Kirchen was originally known as co-founder and lead guitarist of Commander Cody and His Lost Planet Airmen, one of the first and only rock ‘n’ roll bands to infuse their honky-tonk sound with pure, blood-and-guts country roots and western swing. It was Kirchen’s indelible guitar licks that drove their hit, “Hot Rod Lincoln,” into the Top 10 in 1972; the song eventually took on a post-Cody life of its own. Today, Kirchen’s extended version of “Hot Rod Lincoln” is his universally loved signature masterpiece, a pumped up joyride through the last 60 years of guitar-god history, described as “epic” by Rolling Stone.

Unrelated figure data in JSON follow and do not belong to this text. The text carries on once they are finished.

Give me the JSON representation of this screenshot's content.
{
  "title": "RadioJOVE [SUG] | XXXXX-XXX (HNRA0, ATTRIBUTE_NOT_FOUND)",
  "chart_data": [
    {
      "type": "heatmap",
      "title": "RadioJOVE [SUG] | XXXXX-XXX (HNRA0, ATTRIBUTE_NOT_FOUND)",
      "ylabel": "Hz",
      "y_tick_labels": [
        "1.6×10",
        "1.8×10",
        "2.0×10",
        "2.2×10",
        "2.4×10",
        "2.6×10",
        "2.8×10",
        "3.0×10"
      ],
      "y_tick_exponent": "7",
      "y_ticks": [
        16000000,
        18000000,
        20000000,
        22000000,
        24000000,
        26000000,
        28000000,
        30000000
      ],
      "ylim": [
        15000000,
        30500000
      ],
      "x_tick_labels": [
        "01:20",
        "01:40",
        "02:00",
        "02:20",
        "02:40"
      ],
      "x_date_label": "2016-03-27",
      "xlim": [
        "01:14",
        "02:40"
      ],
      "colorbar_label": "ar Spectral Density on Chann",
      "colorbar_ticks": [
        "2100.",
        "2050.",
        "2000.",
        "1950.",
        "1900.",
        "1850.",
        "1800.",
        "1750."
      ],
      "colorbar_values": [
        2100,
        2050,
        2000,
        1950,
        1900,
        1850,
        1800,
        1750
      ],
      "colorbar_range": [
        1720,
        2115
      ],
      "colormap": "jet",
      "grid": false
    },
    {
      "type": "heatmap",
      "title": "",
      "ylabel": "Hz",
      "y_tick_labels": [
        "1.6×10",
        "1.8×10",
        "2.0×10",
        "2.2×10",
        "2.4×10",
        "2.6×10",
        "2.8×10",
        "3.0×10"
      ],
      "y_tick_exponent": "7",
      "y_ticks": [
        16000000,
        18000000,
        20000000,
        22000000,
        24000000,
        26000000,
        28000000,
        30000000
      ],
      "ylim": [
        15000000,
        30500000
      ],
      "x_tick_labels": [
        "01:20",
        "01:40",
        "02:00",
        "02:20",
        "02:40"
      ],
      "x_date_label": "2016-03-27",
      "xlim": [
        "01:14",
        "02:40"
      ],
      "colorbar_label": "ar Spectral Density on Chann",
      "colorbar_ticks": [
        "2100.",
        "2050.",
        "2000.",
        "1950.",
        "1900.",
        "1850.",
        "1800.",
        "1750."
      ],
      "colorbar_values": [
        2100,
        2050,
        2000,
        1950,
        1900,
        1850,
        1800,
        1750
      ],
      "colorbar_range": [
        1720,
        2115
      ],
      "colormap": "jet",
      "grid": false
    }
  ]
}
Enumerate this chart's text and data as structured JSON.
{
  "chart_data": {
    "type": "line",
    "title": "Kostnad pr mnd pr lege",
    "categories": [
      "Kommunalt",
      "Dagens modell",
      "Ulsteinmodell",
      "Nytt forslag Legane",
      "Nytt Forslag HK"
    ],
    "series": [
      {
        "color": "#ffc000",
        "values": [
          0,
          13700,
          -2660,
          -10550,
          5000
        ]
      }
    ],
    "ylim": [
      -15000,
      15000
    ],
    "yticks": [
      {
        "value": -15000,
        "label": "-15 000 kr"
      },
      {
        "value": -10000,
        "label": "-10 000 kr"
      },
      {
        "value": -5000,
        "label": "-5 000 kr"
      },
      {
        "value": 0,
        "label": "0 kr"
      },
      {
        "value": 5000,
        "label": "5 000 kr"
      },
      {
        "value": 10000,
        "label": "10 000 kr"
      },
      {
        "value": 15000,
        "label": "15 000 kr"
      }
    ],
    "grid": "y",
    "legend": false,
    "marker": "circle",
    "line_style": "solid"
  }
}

In 2001, Kirchen received a Grammy nomination for his instrumental “Poultry in Motion.” The following year he was inducted into the Washington Area Music Association Hall of Fame, neatly sandwiched between John Phillip Sousa and Dave Grohl. Kirchen has recorded and/or played guitar live with a who’s who of Americana and Roots Rock ‘n’ Roll, among them Gene Vincent, Link Wray, Bo Diddley, Hazel Dickens, Doug Sahm, Hoyt Axton, Emmylou Harris, Maria Muldaur, Dan Hicks and Nick Lowe. Bill is pretty sure that he is the only person to have, in a single year, stood on stage and played with both Ralph Stanley and Elvis Costello.
Kirchen has released 10 albums on his own; the latest, “Seeds and Stems,” debuted last summer. It’s a studio album that manages to capture the essence and vibe of Kirchen’s shows: his astounding guitar virtuosity and near-magical, joyous connection with his audience. Featured are some perpetual crowd-pleasers from the Cody days, his sublime, poignant take on Dylan’s “It Takes a Lot to Laugh, It Takes a Train to Cry”, and an amusing bonus track with old friend Jorma Kaukonen, finger-picking through a tune that asks the musical question, “Are you talking ’bout love, or are you talkin’ ’bout chicken?”
Thursday night promises to be a homecoming show you won’t want to miss, a breathtaking display of Telecaster mastery covering the gamut of Americana roots influences.